La droite : survivre ou disparaître
TweetPar Yves-Léopold Monthieux
Ainsi donc, l’histoire se répète, le cas de figure de 2008 se renouvelle. Une fois de plus, la droite se trouve en position de choisir le futur président du conseil général et de décider de la majorité qui dirigera cette collectivité. Comme en 2008, elle peut faire usage de sa position stratégique soit au nom de ses idées, soit, au contraire, au nom d’intérêts particuliers de ses élus. Elle peut agir groupée ou en ordre dispersé, agir pour exister et survivre ou accélérer son destin, se mettre dans les conditions d’un nouveau départ ou encore jouer la politique du sauvetage individuel avec la disparition collective à la clé. Elle devra finalement choisir entre passer en bon ordre le témoin aux nouvelles générations ou sombrer dans la politique de la terre brûlée.
Placée dans les mêmes conditions en 2008, les élus de droite avaient préféré répondre aux sirènes du camp adverse au lieu de s’unir en la force décisive qui leur aurait permis de donner un contenu politique à leur choix. En deux ou trois coups de fil ils s’étaient véritablement dissous dans une majorité où ils ne purent manifester la moindre existence politique. Ils avaient la possibilité de conditionner leur participation à cette majorité à une contrepartie politique, notamment en matière d’évolution statutaire. Mais chacun, dans une stratégie individuelle, avait renoncé à la politique des idées, privilégiant celle du strapontin ou, peut-être, la promesse de telle subvention pour sa commune.

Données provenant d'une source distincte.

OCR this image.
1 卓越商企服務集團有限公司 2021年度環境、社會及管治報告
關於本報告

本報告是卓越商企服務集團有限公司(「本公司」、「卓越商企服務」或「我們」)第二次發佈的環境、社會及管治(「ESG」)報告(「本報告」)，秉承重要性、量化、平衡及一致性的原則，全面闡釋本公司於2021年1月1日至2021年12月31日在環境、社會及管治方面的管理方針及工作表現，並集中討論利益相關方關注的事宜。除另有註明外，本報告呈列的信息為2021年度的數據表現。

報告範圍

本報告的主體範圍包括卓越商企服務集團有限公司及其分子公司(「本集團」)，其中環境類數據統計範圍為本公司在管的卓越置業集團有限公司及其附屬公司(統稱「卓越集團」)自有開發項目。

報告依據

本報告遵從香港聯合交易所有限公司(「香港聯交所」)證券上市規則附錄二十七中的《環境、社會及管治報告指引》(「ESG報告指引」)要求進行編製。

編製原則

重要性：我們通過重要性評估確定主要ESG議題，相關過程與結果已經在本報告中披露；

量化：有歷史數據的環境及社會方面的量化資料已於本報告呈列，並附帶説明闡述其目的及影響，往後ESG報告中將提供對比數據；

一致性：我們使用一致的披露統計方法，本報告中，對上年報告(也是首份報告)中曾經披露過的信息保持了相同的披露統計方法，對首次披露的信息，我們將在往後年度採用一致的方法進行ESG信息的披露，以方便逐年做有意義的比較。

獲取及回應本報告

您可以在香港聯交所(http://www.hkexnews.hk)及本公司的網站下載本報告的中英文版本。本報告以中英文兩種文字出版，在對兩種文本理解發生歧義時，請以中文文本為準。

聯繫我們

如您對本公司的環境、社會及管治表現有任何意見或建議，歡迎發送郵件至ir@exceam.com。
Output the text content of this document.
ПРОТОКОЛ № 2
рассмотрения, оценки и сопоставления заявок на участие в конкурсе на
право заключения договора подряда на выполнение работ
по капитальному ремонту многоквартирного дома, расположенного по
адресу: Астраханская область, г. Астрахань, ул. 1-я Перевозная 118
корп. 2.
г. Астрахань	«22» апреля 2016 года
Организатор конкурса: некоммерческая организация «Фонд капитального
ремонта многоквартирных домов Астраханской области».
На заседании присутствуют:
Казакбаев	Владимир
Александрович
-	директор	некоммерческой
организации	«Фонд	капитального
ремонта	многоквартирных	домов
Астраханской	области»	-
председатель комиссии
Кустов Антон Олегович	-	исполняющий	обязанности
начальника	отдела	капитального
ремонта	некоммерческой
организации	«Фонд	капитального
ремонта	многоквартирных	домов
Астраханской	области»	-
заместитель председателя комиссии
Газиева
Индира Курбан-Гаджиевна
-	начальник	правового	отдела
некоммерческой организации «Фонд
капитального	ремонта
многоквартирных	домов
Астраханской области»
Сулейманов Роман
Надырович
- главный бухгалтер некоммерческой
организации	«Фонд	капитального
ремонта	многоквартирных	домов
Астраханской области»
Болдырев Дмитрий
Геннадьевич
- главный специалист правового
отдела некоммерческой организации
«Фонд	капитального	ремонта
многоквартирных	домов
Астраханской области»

Bis repetita, une opportunité d’exister politiquement, sans doute la dernière, est à nouveau offerte à la droite qui se révèle une fois de plus la maîtresse du jeu. Elle peut bien entendu céder à nouveau à cette manière d’appel des grands fonds, cette sorte de syndrome de la soumission qui semble s’être emparé d’elle depuis qu’elle s’était assujettie au président indépendantiste de la Région en 1998. En ce temps-là elle avançait encore groupée et l’on pouvait assimiler ce mouvement collectif à une stratégie politique de groupe. Les déclarations d’André Lesueur aux lendemains du premier et du second tour des cantonales peuvent laisser croire à une véritable prise d’initiative politique de la droite. De sorte que les interventions de Miguel Laventure, dimanche soir à la télévision et mardi matin à la radio (Décryptage), ont paru exprimer la détermination d’un groupe solidaire.
La droite serait-elle donc disposée à contribuer à l’apaisement du débat politique en prenant toute sa part à la solution des défis importants qui se bousculent, dont, bien entendu, la mise en oeuvre de la collectivité unique ? En serait-elle jusqu’à envisager la plus haute fonction de la collectivité ? Miguel Laventure n’écarte pas cette possibilité. Si l’on comprend bien, la droite pourrait présenter un candidat ou une candidate à la présidence de l’assemblée départementale. Cette initiative pourrait, déjà lors du premier tour, unir les élus de la droite sur le nom de l’un des leurs.
Certes, au plan arithmétique la droite est incontestablement la maîtresse du jeu. Mais au plan politique, il lui faudrait d’abord être maitresse d’elle-même. Ce n’est pas gagné.